In ogni angolo del centro si trovano bancarelle e ogni zona è predisposta alle sue mercanzie. Le più tradizionali sono senz’altro le terrecotte e le ceramiche di Seminara, disposte nello spiazzo dietro i monumenti esistenti nella piazza; i prodotti artigianali di vimini e giunchi allo Spuntone; sul corso Garibaldi e sotto gli archi di palazzo Mattei troviamo i mostaccioli di Soriano, con le loro forme tipiche; quelle dei torroni siciliani sul ponte che conduce alla chiesa di san Giorgio; pentole, tegami, casseruole, servizi di piatti e bicchieri, sul viadotto che conduce al castello; e poi, bancarelle di calzature e abiti, ed ancora, bigiotteria, giocattoli, borse e cinture in cuoio, presepi, fiori finti, piccoli animali quali uccelli, tartarughe acquatiche, pulcini, criceti e tanto altro ancora per tutta la piazza e nelle stradine ad essa adiacenti.

La tradizione vuole che ognuno abbia un pensiero verso quanti ci stanno accanto. Quelli che l’aspettano con maggiore trepidazione sono certamente i più piccoli, ma non solo, che in questa occasione ricevono in regalo la cosiddetta “fera”, ed i fidanzatini che con essa suggellano il loro pegno d’amore.
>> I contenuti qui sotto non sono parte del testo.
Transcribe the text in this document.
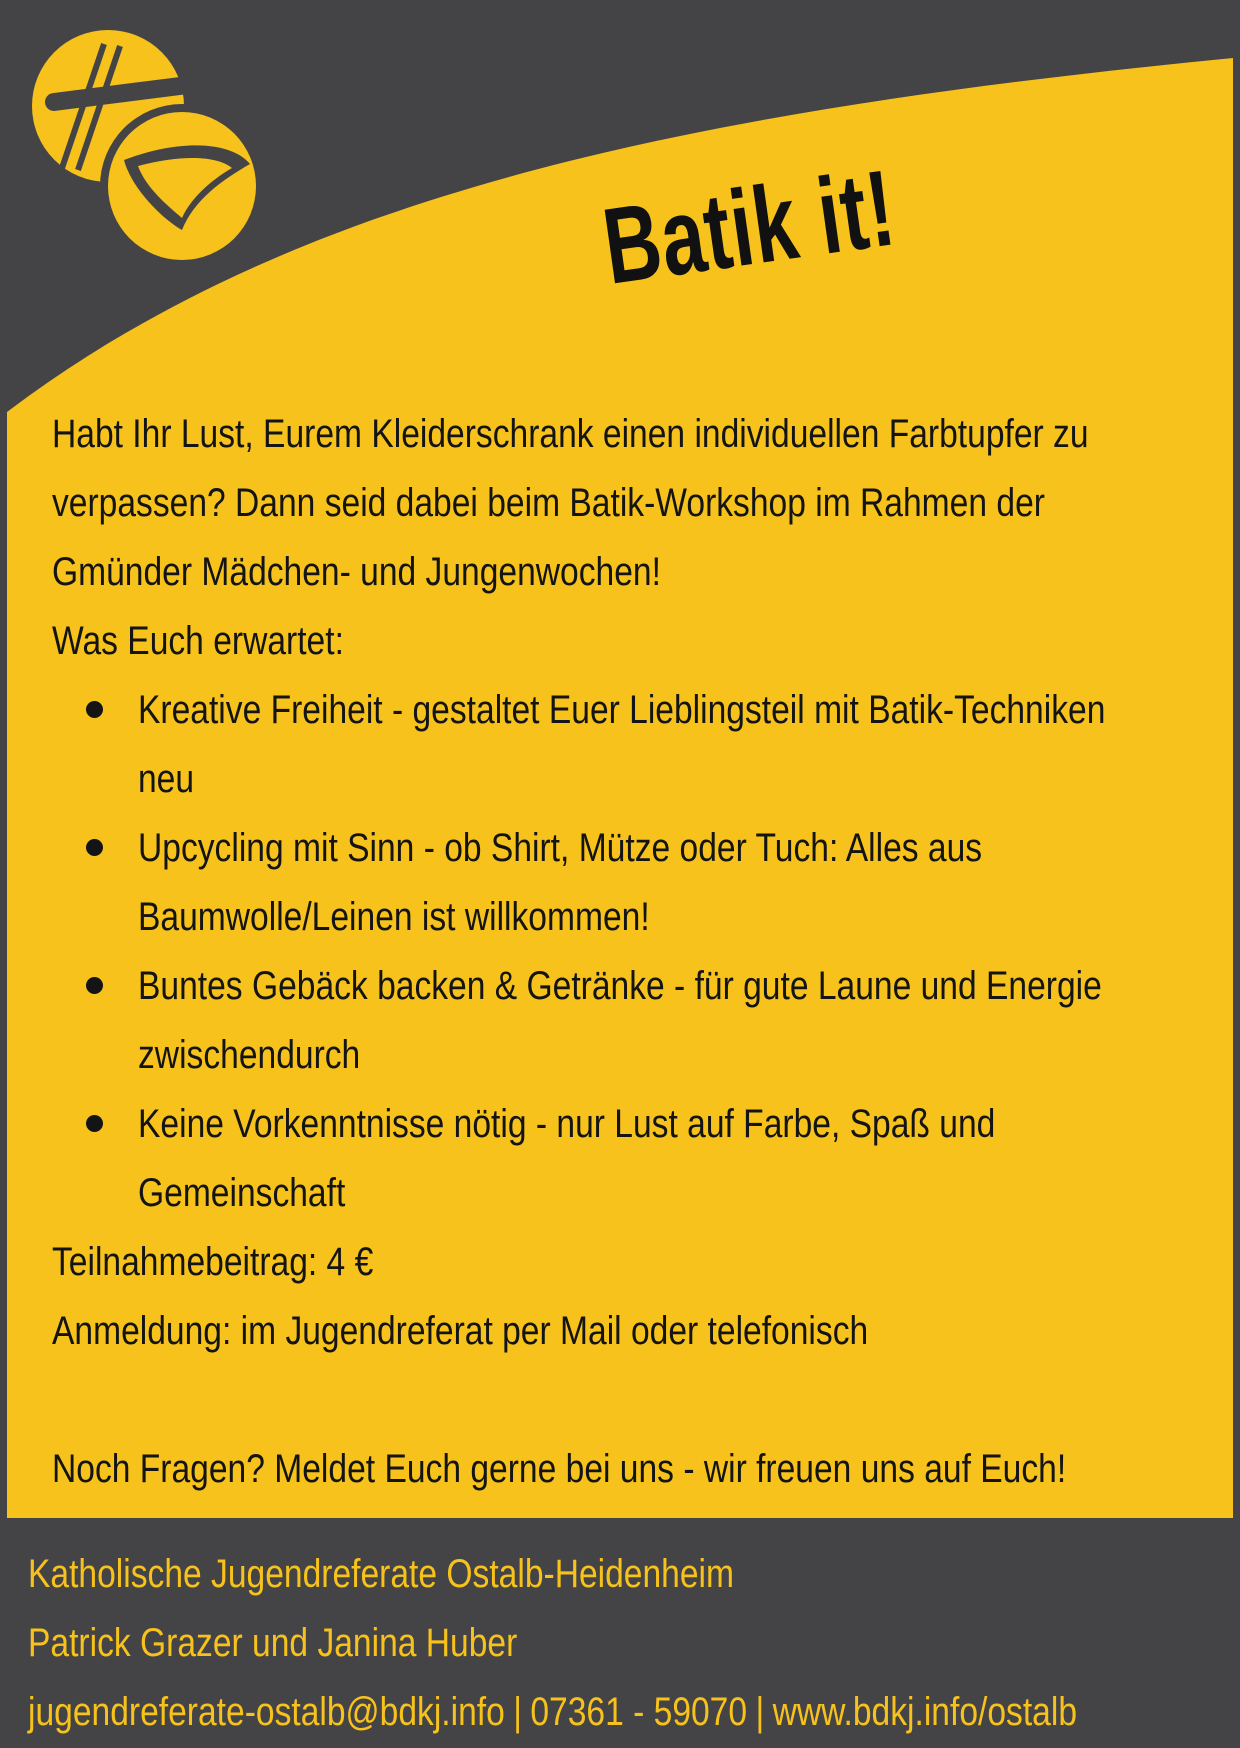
Batik it!

Habt Ihr Lust, Eurem Kleiderschrank einen individuellen Farbtupfer zu

verpassen? Dann seid dabei beim Batik-Workshop im Rahmen der

Gmünder Mädchen- und Jungenwochen!

Was Euch erwartet:

Kreative Freiheit - gestaltet Euer Lieblingsteil mit Batik-Techniken
neu
Upcycling mit Sinn - ob Shirt, Mütze oder Tuch: Alles aus
Baumwolle/Leinen ist willkommen!
Buntes Gebäck backen & Getränke - für gute Laune und Energie
zwischendurch
Keine Vorkenntnisse nötig - nur Lust auf Farbe, Spaß und
Gemeinschaft

Teilnahmebeitrag: 4 €

Anmeldung: im Jugendreferat per Mail oder telefonisch

Noch Fragen? Meldet Euch gerne bei uns - wir freuen uns auf Euch!

Katholische Jugendreferate Ostalb-Heidenheim

Patrick Grazer und Janina Huber

jugendreferate-ostalb@bdkj.info | 07361 - 59070 | www.bdkj.info/ostalb
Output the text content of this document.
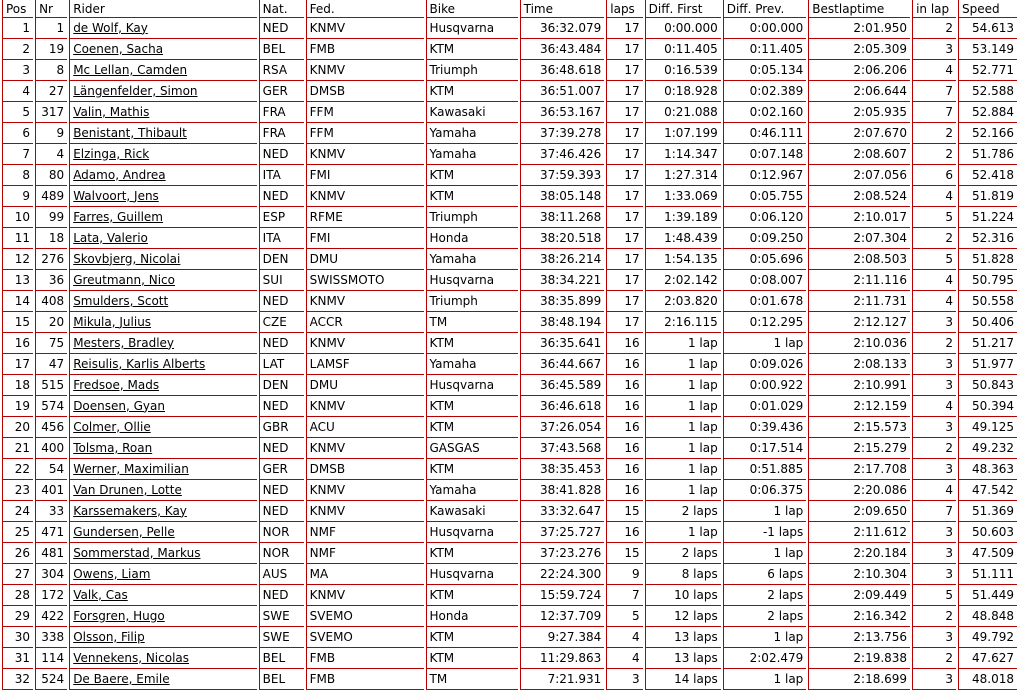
Pos	Nr	Rider	Nat.	Fed.	Bike	Time	laps	Diff. First	Diff. Prev.	Bestlaptime	in lap	Speed
1	1	de Wolf, Kay	NED	KNMV	Husqvarna	36:32.079	17	0:00.000	0:00.000	2:01.950	2	54.613
2	19	Coenen, Sacha	BEL	FMB	KTM	36:43.484	17	0:11.405	0:11.405	2:05.309	3	53.149
3	8	Mc Lellan, Camden	RSA	KNMV	Triumph	36:48.618	17	0:16.539	0:05.134	2:06.206	4	52.771
4	27	Längenfelder, Simon	GER	DMSB	KTM	36:51.007	17	0:18.928	0:02.389	2:06.644	7	52.588
5	317	Valin, Mathis	FRA	FFM	Kawasaki	36:53.167	17	0:21.088	0:02.160	2:05.935	7	52.884
6	9	Benistant, Thibault	FRA	FFM	Yamaha	37:39.278	17	1:07.199	0:46.111	2:07.670	2	52.166
7	4	Elzinga, Rick	NED	KNMV	Yamaha	37:46.426	17	1:14.347	0:07.148	2:08.607	2	51.786
8	80	Adamo, Andrea	ITA	FMI	KTM	37:59.393	17	1:27.314	0:12.967	2:07.056	6	52.418
9	489	Walvoort, Jens	NED	KNMV	KTM	38:05.148	17	1:33.069	0:05.755	2:08.524	4	51.819
10	99	Farres, Guillem	ESP	RFME	Triumph	38:11.268	17	1:39.189	0:06.120	2:10.017	5	51.224
11	18	Lata, Valerio	ITA	FMI	Honda	38:20.518	17	1:48.439	0:09.250	2:07.304	2	52.316
12	276	Skovbjerg, Nicolai	DEN	DMU	Yamaha	38:26.214	17	1:54.135	0:05.696	2:08.503	5	51.828
13	36	Greutmann, Nico	SUI	SWISSMOTO	Husqvarna	38:34.221	17	2:02.142	0:08.007	2:11.116	4	50.795
14	408	Smulders, Scott	NED	KNMV	Triumph	38:35.899	17	2:03.820	0:01.678	2:11.731	4	50.558
15	20	Mikula, Julius	CZE	ACCR	TM	38:48.194	17	2:16.115	0:12.295	2:12.127	3	50.406
16	75	Mesters, Bradley	NED	KNMV	KTM	36:35.641	16	1 lap	1 lap	2:10.036	2	51.217
17	47	Reisulis, Karlis Alberts	LAT	LAMSF	Yamaha	36:44.667	16	1 lap	0:09.026	2:08.133	3	51.977
18	515	Fredsoe, Mads	DEN	DMU	Husqvarna	36:45.589	16	1 lap	0:00.922	2:10.991	3	50.843
19	574	Doensen, Gyan	NED	KNMV	KTM	36:46.618	16	1 lap	0:01.029	2:12.159	4	50.394
20	456	Colmer, Ollie	GBR	ACU	KTM	37:26.054	16	1 lap	0:39.436	2:15.573	3	49.125
21	400	Tolsma, Roan	NED	KNMV	GASGAS	37:43.568	16	1 lap	0:17.514	2:15.279	2	49.232
22	54	Werner, Maximilian	GER	DMSB	KTM	38:35.453	16	1 lap	0:51.885	2:17.708	3	48.363
23	401	Van Drunen, Lotte	NED	KNMV	Yamaha	38:41.828	16	1 lap	0:06.375	2:20.086	4	47.542
24	33	Karssemakers, Kay	NED	KNMV	Kawasaki	33:32.647	15	2 laps	1 lap	2:09.650	7	51.369
25	471	Gundersen, Pelle	NOR	NMF	Husqvarna	37:25.727	16	1 lap	-1 laps	2:11.612	3	50.603
26	481	Sommerstad, Markus	NOR	NMF	KTM	37:23.276	15	2 laps	1 lap	2:20.184	3	47.509
27	304	Owens, Liam	AUS	MA	Husqvarna	22:24.300	9	8 laps	6 laps	2:10.304	3	51.111
28	172	Valk, Cas	NED	KNMV	KTM	15:59.724	7	10 laps	2 laps	2:09.449	5	51.449
29	422	Forsgren, Hugo	SWE	SVEMO	Honda	12:37.709	5	12 laps	2 laps	2:16.342	2	48.848
30	338	Olsson, Filip	SWE	SVEMO	KTM	9:27.384	4	13 laps	1 lap	2:13.756	3	49.792
31	114	Vennekens, Nicolas	BEL	FMB	KTM	11:29.863	4	13 laps	2:02.479	2:19.838	2	47.627
32	524	De Baere, Emile	BEL	FMB	TM	7:21.931	3	14 laps	1 lap	2:18.699	3	48.018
Il pranzo tradizionale per questa giornata, prevede salsicce, “zzirìguli” (cicoli), sanguinaccio e quant’altro, sempre di maiale, che per l’occasione un tempo si iniziava a macellare.

 

‘A fera ‘i Tutt’i Sandi!

(di Rocco Greco)

‘A giarra, ‘a gozza, u testu e ‘a seggettèja

‘A limba, u cernìgghju e ‘a majìja

‘A rota du vra?eri e ‘a valoràra

‘A grasta, u pirèttu e ‘a damigiana!

‘A fera ‘i Tutt’i Sandi s’aspettava

Pe’ attrezzi di fatiga e animali

Pe’ cìciari, suriàca e mustazzoli

E turrijuni ‘i mmenduli e nucìji!

‘A chjazza si linghja comu no’ mai

Chi no’ capìa nu cocciu di ranu

Venénu foritani nzinifini

Venénu di vicinu e di lundanu

M’accàttanu o vindìri nzocc’avènu!

Nde guccerii u porcu era u rrè,

Zziringuli, sazizzi e sangunazzu

Eranu abbondanza e ricchizza

Scacciavanu ‘a miseria cu allegrizza!

Pe’ fera ‘a ‘nnamurata s’aspettava

U cori ‘i mustazzola di Surianu

Pe’ i zzitèji, mbeci, era u cavaju

Di mustazzola e u caruseju!

U mundu, oramai, è tuttu ‘na fera

E Tutt’i Sandi no’ s’aspetta cchjù

Mo’ è sulu ‘nu ricordu, ‘na chimera

Nda l’occhji di cui figghjòlu non’è cchjù!